The arguments of .backward()

Yifan_Xu · July 26, 2019, 3:53am

I kind of understand that when there is no argument passed in .backward(), it means the gradient that we want to compute is a scaler tensor, otherwise there would be an error. However, today I read a code that works with no argument in .backward() for a vector tensor.
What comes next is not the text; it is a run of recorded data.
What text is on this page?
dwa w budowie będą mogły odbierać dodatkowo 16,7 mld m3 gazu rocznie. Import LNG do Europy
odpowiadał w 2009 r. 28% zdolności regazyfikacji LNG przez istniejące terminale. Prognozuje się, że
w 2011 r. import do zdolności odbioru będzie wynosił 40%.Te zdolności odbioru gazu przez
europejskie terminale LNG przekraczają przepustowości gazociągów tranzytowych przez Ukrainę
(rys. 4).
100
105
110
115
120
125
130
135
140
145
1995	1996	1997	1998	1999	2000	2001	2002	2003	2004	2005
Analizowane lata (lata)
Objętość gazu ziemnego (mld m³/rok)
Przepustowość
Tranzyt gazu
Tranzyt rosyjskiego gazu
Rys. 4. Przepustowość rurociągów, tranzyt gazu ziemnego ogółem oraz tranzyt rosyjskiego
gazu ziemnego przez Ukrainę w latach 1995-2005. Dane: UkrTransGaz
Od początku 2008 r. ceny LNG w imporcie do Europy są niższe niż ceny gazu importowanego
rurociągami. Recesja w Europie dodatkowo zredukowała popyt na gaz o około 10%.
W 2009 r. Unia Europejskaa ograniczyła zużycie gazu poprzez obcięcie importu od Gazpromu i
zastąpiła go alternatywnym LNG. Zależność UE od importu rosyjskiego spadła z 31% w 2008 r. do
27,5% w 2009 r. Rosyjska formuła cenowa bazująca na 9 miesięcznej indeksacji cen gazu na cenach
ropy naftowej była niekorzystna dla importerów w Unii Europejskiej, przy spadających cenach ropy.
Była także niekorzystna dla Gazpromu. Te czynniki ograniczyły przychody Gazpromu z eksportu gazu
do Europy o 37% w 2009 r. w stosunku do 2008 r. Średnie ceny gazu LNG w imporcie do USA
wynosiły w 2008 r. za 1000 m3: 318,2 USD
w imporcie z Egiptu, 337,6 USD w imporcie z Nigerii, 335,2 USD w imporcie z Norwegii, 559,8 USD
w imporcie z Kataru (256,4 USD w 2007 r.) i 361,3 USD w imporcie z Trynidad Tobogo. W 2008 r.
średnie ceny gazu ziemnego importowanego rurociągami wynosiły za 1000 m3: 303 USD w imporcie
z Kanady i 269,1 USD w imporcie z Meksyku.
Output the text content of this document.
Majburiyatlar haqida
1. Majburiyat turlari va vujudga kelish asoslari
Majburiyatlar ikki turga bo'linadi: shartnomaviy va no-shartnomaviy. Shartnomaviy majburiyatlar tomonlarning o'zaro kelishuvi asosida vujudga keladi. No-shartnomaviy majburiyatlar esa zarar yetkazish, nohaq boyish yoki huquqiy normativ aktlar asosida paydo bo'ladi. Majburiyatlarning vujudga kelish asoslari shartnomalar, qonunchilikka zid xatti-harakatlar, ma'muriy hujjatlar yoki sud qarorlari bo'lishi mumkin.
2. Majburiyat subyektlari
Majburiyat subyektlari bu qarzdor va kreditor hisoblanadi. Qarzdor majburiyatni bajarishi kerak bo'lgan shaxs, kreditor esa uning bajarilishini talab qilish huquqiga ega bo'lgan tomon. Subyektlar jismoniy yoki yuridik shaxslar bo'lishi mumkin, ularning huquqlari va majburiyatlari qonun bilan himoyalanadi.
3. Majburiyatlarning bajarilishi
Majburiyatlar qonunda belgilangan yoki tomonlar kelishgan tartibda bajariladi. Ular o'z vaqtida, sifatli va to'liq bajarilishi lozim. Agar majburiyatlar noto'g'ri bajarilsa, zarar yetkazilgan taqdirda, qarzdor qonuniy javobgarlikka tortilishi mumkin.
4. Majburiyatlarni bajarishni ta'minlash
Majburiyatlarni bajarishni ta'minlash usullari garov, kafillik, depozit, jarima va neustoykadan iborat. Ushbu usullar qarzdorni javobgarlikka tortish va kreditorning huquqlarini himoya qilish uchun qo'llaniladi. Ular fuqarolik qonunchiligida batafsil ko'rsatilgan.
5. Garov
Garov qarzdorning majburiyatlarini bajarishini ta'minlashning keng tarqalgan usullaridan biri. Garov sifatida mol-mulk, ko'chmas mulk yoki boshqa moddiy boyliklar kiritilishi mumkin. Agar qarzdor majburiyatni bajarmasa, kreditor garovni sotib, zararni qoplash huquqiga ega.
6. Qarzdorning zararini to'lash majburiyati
Does anyone knows why this works?

I paste a snippet here

loss = F.binary_cross_entropy_with_logits(xbhat, xb, size_average=False) / B
loss.backward()

where xbhat is predicted values and xb are original mnist data

Mazhar_Shaikh · July 27, 2019, 11:36am

Hi Yifan_Xu,
Backward for a vector tensor certainly does not work without the input gradient.
One reason the above code may be working is that the size_average argument has been deprecated in the current version of pytorch, in favour of the reduction argument, which has a default value of ‘mean’. Hence, the above code may unintentionally calculated gradient on a scalar tensor.
Hope this helps.

Yifan_Xu · July 29, 2019, 7:08pm

Hey Mazhar_Shaikh,

Thanks for your replay. I finally understand what was going on under the hood. I didn’t make it clear that this code was from a neural net. That means although xb is passed as a vector, it does not calculated as a vector. Say we have xb = [x1, x2, x3] and a simple MLP that outputs xbhat = g(w0b+w1x1 + w2x2 + w3x3). As you easily tell, x1, x2, x3 is done separately not as a whole. That’s why using .backward() without argument is legal here.